Magico-2017

Magico 2017

Magico 2017

MAGICO 2017

Magico novecento – il tramonto delle aie regia di Marco Rebecchi

Il Magico 2017 è dedicato alle nostre radici, alla nostra cultura contadina e rurale, alla nostra terra: la Bassa modenese. Per chi ci è nato e cresciuto è un ricordo, vissuto o raccontato, per chi ci è arrivato è il risultato visibile e indelebile di chi siamo, di come viviamo, di come pensiamo, di come lavoriamo. Fondamentalmente la nostra identità culturale.

Magico novecento – il tramonto delle aie vuole raccontare la vita come si svolgeva nelle nostre campagne nella prima metà del secolo scorso, una realtà contadina pressappoco immutata per secoli e che, molto rapidamente, nel veloce arco di due generazioni, si trasforma da rurale a industriale, perdendone quasi il ricordo.

Rappresenteremo perciò una storia di famiglie numerose ed allargate, di mezzadri che vivevano nell’arco di diverse generazioni con nonni, genitori, figlie e figli sposati e non, figli naturali, nipoti. Di donne e di uomini che lavoravano duramente segnati nel corpo, nelle mani, nel volto. Di amori consumati nella paglia. Di feste di matrimonio celebrate nell’aia rubando tempo al lavoro. Di tempi regolati dalle stagioni. Di animali allevati e mangiati, sentiti però come parte della famiglia. Di mestieri espressi in gesti carichi di storia. Riconosceremo la sapienza di un popolo.

San Felice tornerà ad essere così un paese rurale con fienili, stalle, aie, lavatoi, risaie, pollai, piccole botteghe artigiane, osterie, popolato dai nostri attori che interpreteranno i ruoli che ne caratterizzavano la vita scandita dal lavoro, dalle abitudini, dalle credenze, dai riti. Ambientazioni ricche visivamente e cariche di suggestioni, emozioni, sudore, sguardi, odori, in un clima di dovere e divertimento, di fatiche e di festa, di solitudine e socialità. Un mondo raccontato anche da canti, musiche e balli che ne alleggerivano il peso e ne scandivano i tempi, in forme e sonorità tradotte con strumenti originali dell’epoca dalla Pneumatica Emiliano Romagnola, gruppo musicale che ha raccolto nel tempo un ricchissimo repertorio della tradizione popolare della nostra regione.

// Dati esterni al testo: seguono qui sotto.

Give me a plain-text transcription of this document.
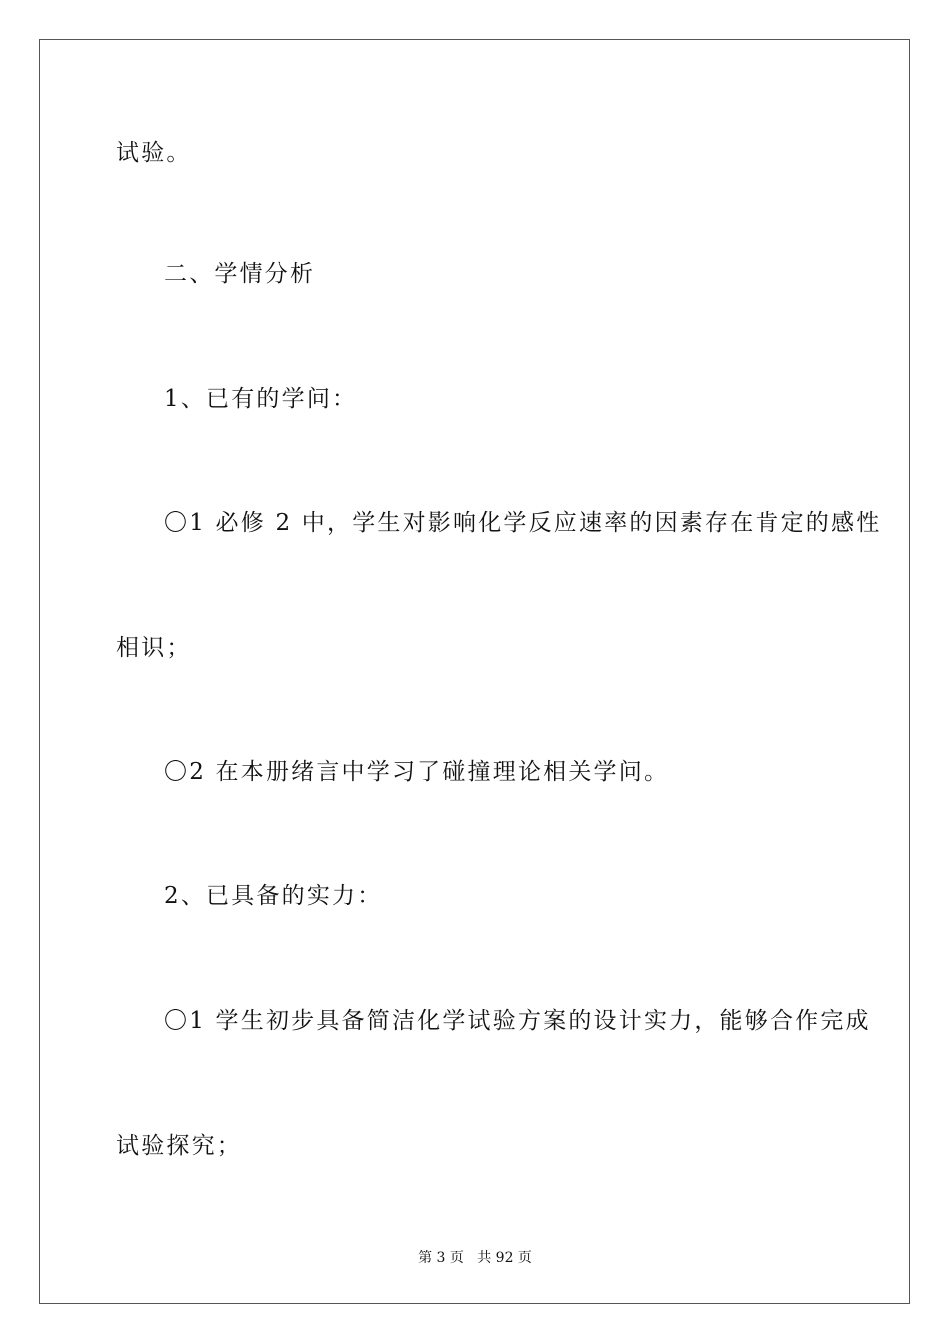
试验。
二、学情分析
1、已有的学问：
〇1 必修 2 中，学生对影响化学反应速率的因素存在肯定的感性
相识；
〇2 在本册绪言中学习了碰撞理论相关学问。
2、已具备的实力：
〇1 学生初步具备简洁化学试验方案的设计实力，能够合作完成
试验探究；
第 3 页   共 92 页
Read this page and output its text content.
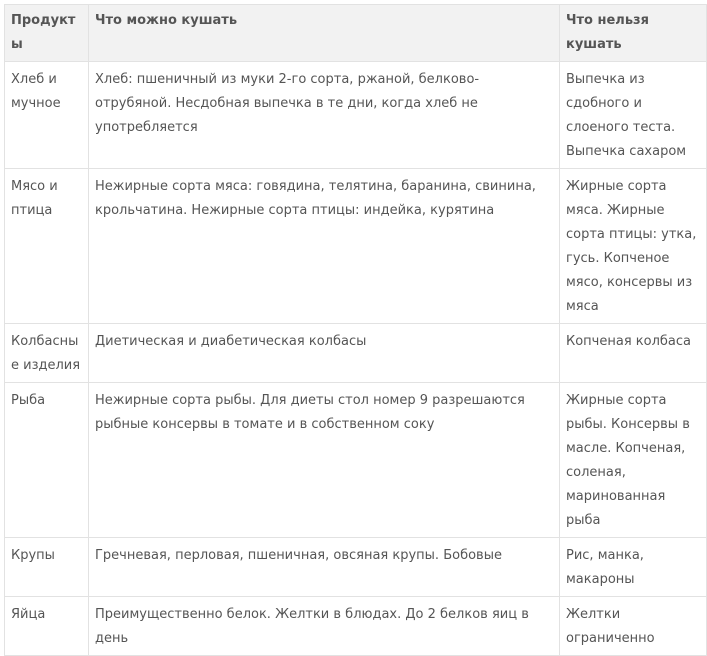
Продукты	Что можно кушать	Что нельзя кушать
Хлеб и мучное	Хлеб: пшеничный из муки 2-го сорта, ржаной, белково-отрубяной. Несдобная выпечка в те дни, когда хлеб не употребляется	Выпечка из сдобного и слоеного теста. Выпечка сахаром
Мясо и птица	Нежирные сорта мяса: говядина, телятина, баранина, свинина, крольчатина. Нежирные сорта птицы: индейка, курятина	Жирные сорта мяса. Жирные сорта птицы: утка, гусь. Копченое мясо, консервы из мяса
Колбасные изделия	Диетическая и диабетическая колбасы	Копченая колбаса
Рыба	Нежирные сорта рыбы. Для диеты стол номер 9 разрешаются рыбные консервы в томате и в собственном соку	Жирные сорта рыбы. Консервы в масле. Копченая, соленая, маринованная рыба
Крупы	Гречневая, перловая, пшеничная, овсяная крупы. Бобовые	Рис, манка, макароны
Яйца	Преимущественно белок. Желтки в блюдах. До 2 белков яиц в день	Желтки ограниченно
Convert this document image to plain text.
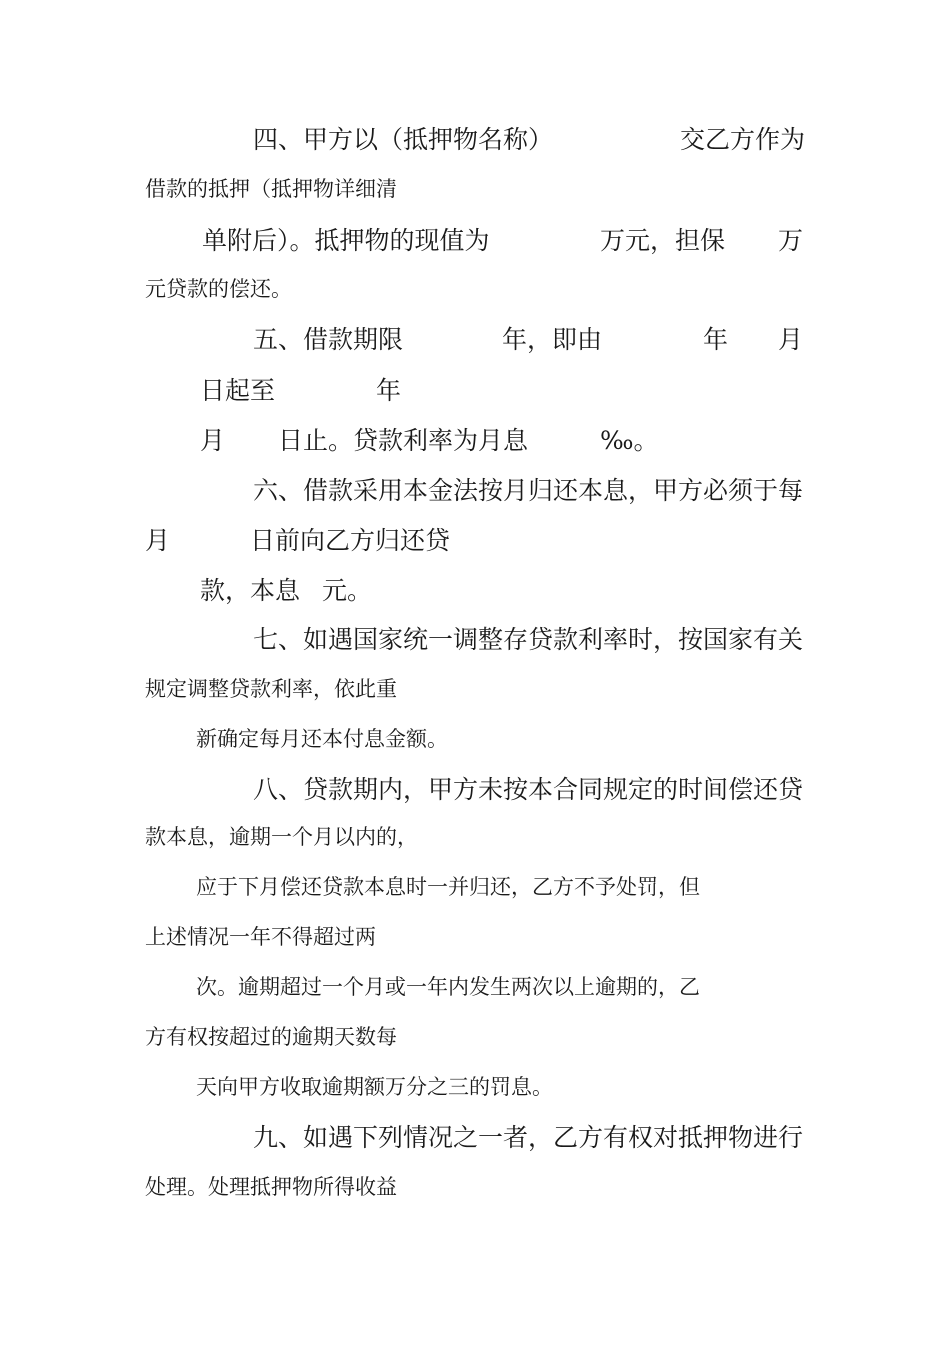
四、甲方以（抵押物名称）	交乙方作为
借款的抵押（抵押物详细清
单附后）。抵押物的现值为	万元，担保 万
元贷款的偿还。
五、借款期限	年，即由	年 月
日起至	年
月 日止。贷款利率为月息	‰。
六、借款采用本金法按月归还本息，甲方必须于每
月	日前向乙方归还贷
款，本息 元。
七、如遇国家统一调整存贷款利率时，按国家有关
规定调整贷款利率，依此重
新确定每月还本付息金额。
八、贷款期内，甲方未按本合同规定的时间偿还贷
款本息，逾期一个月以内的，
应于下月偿还贷款本息时一并归还，乙方不予处罚，但
上述情况一年不得超过两
次。逾期超过一个月或一年内发生两次以上逾期的，乙
方有权按超过的逾期天数每
天向甲方收取逾期额万分之三的罚息。
九、如遇下列情况之一者，乙方有权对抵押物进行
处理。处理抵押物所得收益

Un Magico novecento che ci riporta a una vita che pare lontanissima, ad una società che non ci appartiene più, che aveva i piedi ben piantati nella terra, dove sono le nostre radici. Una visione che ci svela chi siamo a guardarla bene, anche attraverso un obiettivo, alla luce calante del tramonto, il tramonto delle aie.
Marco Rebecchi dal 1992 attore di prosa e cinema, è regista e direttore artistico del Teatro San Martino di Bologna producendo spettacoli, di cui è anche interprete, di teatro contemporaneo con commistioni di danza, video e letteratura. Dal 2005 è attore e organizzatore di Koiné – Teatro sostenibile con cui collabora all’ideazione e realizzazione di formati comunicativi, dalle performance teatrali alle realizzazioni museali. Dal 2003 dirige e organizza la messa in scena e gli allestimenti di importanti eventi per la città di Bologna con artisti e intellettuali di livello internazionale in differenti campi artistici. Dal 2014 è regista del Magico di San Felice sul Panaro.